Tijdens de volgende dagen bereidt hij de Kerstvieringen van
de gemeenschappen voor. Op 4 december spreekt hij een band in, die elke viering
afgespeeld moet worden. In deze laatste voordracht legt hij nog eens de
beginselen van zijn leer uit er verontschuldigt zich er meermaals voor dat hij
ondanks zijn vaste toezegging niet kan verschijnen. Behalve Erich Pelz, die hij
met de band naar de vrienden stuurt, weet niemand iets van zijn toestand.
Aan
hem laat hij de röntgenfoto van zijn maag zien waarop een kleine en een grote
zwarte plek zijn te zien en zegt dat de kleine plek het slechte is wat hij van
de mensen afneemt. Dat is niet erg, dat zou hij weer vlug kwijt zijn. Maar die
grote, dat was het slechte van de mensen, het genezingsverbod en de daarmee
verbonden gang van zaken. En dat zou door mensenhanden weer verwijderd moeten
worden.
Daarna rijdt hij met Josette weer naar Parijs naar de
Clinique Henner. Dr. Grobon heeft de daar werkzame kankerspecialist Dr.
Bellanger geïnformeerd, die Bruno Gröning op 8 december zal opereren. Maar bij
het openen van zijn maag ziet het er nog veel slechter uit dan de artsen
vermoed hadden. Het ziet eruit als was de maag verteerd. In dit stadium is geen
operatie meer mogelijk en de artsen sluiten de wond weer direct. Het is niet te
begrijpen dat Bruno Gröning verder een goede eetlust heeft, terwijl patiënten met
een soortgelijke diagnose ieder voedsel uitbraken.
Enkele dagen later staat hij alweer op en verrast de artsen
met gymnastiek en oefeningen. Hij moest het verplegend personeel moed inspreken
en ook nu verliest hij zijn humor niet.
Korte tijd na de operatie rijdt hij met Josette weer terug
naar Plochingen en zit hij ook deze reis weer zelf achter het stuur. Kerstmis
brengt hij thuis door.
Midden januari 1959 komt hij met de voorzitters van de nieuwe
vereniging, Pelz en Loy, bijeen en bespreekt de verdere opbouw van de
gemeenschappen met hen. Beiden hebben ze geen vermoeden dat ze Bruno Gröning
nooit meer zullen zien en begrijpen de ernst niet waarmee hij hen op
verschillende dingen wijst. Hij geeft zich drie dagen lang, met alle geduld de
moeite hun duidelijk te maken hoe hij wil hoe het werk wordt geleid; hij stoot
echter op onbegrip. Tenslotte laat hij alles aan ze over en schikt zich in het
noodlot nu alles te moeten loslaten wat hij in zijn leven heeft opgebouwd.
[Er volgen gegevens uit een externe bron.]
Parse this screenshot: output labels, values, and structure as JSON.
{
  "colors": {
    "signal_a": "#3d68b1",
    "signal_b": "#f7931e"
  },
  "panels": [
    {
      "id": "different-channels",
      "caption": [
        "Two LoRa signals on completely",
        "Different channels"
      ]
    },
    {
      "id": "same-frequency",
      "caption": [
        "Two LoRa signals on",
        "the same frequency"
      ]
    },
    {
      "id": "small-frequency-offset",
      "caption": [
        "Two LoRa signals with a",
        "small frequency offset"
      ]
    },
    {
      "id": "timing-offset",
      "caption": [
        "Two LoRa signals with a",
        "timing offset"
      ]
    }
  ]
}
Op 21 januari 1959 vliegt hij weer naar Parijs. Eén dag later
wordt er om negen uur ’s morgens weer geopereerd. Vanwege een darmafsluiting is
er een nieuwe ingreep nodig. Op hetzelfde uur wordt er in het Paleis van
Justitie in München de behandeling van beroep in cassatie weer geopend. De Parijse
artsen leggen zich erbij neer: het ziet eruit of de buikholte verbrand is. De
volgende dagen heeft Bruno Gröning volledig normale temperatuur, normale pols-
en bloeddruk. Hij staat nog twee keer kort op en verliest dan op 25 januari
zijn bewustzijn. De volgende nacht worden de eerste tekenen van de naderende
dood zichtbaar.
Op 26 januari 1959 om 13.46 uur sterft Bruno Gröning op 52
jarige leeftijd in Parijs.
Dr. Bellanger kan dat, wat hij bij Bruno Gröning heeft
gezien, niet als kanker identificeren, schrijft dat echter wel in de
overlijdensverklaring omdat ‘dood door onbekende oorzaak’ alleen maar
aanleiding zou geven voor verder geklets.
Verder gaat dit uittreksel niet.